I admit it, I have been resisting memorizing everything I work on. The pressure is on from my teacher to work everything from memory (well, not everything: the Popper etudes I’m still working from the music); increasingly we are not using the music during lessons, just working on a piece without it. Preparing for this takes an incredible amount of time and effort, and I do see that I am developing a more thorough understanding of the pieces. However….

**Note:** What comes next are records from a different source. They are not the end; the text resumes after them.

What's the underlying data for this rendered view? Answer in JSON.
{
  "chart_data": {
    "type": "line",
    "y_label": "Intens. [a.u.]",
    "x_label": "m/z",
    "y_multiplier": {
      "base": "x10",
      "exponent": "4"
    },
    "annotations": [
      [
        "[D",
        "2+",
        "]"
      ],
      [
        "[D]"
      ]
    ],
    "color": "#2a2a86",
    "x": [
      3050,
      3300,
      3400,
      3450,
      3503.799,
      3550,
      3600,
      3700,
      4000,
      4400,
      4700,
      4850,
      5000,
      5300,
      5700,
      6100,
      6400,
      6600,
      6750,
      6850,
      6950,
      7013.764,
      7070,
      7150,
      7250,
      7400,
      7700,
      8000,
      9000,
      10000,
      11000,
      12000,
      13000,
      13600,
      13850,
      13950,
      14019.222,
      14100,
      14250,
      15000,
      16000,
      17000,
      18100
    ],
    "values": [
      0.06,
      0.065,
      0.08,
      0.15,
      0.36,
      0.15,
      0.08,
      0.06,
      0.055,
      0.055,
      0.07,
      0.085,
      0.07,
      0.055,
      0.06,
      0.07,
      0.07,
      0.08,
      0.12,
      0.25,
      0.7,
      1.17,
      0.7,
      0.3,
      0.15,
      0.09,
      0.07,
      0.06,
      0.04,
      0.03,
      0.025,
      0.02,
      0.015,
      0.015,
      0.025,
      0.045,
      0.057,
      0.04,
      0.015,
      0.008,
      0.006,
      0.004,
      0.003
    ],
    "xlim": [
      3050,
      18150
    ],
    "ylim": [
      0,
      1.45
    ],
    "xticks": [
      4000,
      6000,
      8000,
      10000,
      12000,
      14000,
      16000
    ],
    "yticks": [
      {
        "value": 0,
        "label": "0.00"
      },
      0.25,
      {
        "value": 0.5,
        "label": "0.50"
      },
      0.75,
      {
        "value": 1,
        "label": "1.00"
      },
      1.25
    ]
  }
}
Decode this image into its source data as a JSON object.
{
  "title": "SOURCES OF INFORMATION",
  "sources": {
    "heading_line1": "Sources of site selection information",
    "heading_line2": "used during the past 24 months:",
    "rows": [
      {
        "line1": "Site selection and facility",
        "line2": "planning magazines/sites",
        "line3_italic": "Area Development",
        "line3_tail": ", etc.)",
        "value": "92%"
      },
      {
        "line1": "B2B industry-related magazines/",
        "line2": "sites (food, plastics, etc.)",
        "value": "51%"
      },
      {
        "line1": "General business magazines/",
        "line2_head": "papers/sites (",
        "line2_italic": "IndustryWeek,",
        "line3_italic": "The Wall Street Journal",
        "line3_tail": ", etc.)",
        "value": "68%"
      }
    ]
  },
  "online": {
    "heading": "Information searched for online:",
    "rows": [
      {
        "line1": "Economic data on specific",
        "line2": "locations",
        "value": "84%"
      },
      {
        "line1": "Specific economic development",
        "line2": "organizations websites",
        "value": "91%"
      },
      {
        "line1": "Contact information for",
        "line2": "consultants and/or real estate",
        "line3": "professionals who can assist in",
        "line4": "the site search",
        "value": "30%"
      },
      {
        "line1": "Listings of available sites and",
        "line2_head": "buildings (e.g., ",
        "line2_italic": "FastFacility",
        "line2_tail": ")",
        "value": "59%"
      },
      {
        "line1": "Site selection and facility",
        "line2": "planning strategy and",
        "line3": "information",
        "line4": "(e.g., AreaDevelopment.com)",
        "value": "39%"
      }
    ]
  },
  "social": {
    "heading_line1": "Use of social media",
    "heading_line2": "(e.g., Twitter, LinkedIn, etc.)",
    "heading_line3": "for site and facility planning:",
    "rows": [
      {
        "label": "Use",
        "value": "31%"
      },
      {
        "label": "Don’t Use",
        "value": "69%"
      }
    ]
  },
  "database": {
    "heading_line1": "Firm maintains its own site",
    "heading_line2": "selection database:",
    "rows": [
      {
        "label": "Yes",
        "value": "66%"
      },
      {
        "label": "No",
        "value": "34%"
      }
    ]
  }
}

I, so far, with most pieces, have not gotten to the point where the memory is so solidly there that I can play with freedom and emotion. With most of the pieces my brain is still focusing on the memory of what comes next: often the dynamics and emotion fall by the wayside. I’ve created some tracks with piano accompaniments (using Finale), and trying to play along with these is a great test of how far I’ve come in my memory work and in playing with proper tempo and rhythm. The Paradis “Sicilienne” at the end of Suzuki book 7 is a piece that I have been able to play comfortably from memory. (And also, although not quite as competently, the Eccles and Popper pieces from the same book.) Those have come more easily, I think, because they have very melodious singable phrases, and repeats of material (this makes the memorizing easier).
I’m learning the Faure “Elegy” from book 8 right now; I have most of the first page from memory and can play pretty comfortably along with a slow accompaniment. The tricky rhythms and fast runs of the second half are much, much harder; here, I think, memorizing will help me to be able to play the piece well, but the memory is harder because the syncopated sections and the fast runs have so much more detail (and the piano part is so different!). But the memory work is helpful.
Memory work on the pieces from the Bach Suites is much trickier and much more difficult to accomplish. It is dense, complicated music with so much detail that it is hard to keep everything in memory well enough to play with musicality. The Third Suite Bourees are okay; they are pretty melodic and have some helpful (!) repeating sections. The Allemande has taken an incredible amount of time and I’m still not there in terms of playing it well. I’ve just started learning the Sarabande; the double stops and complicated fingering will make this one another difficult one to learn and be able to play from memory. I read somewhere this week that the longer it takes to memorize something, the longer it will stay in memory. Hope that applies to the Bach Suites!!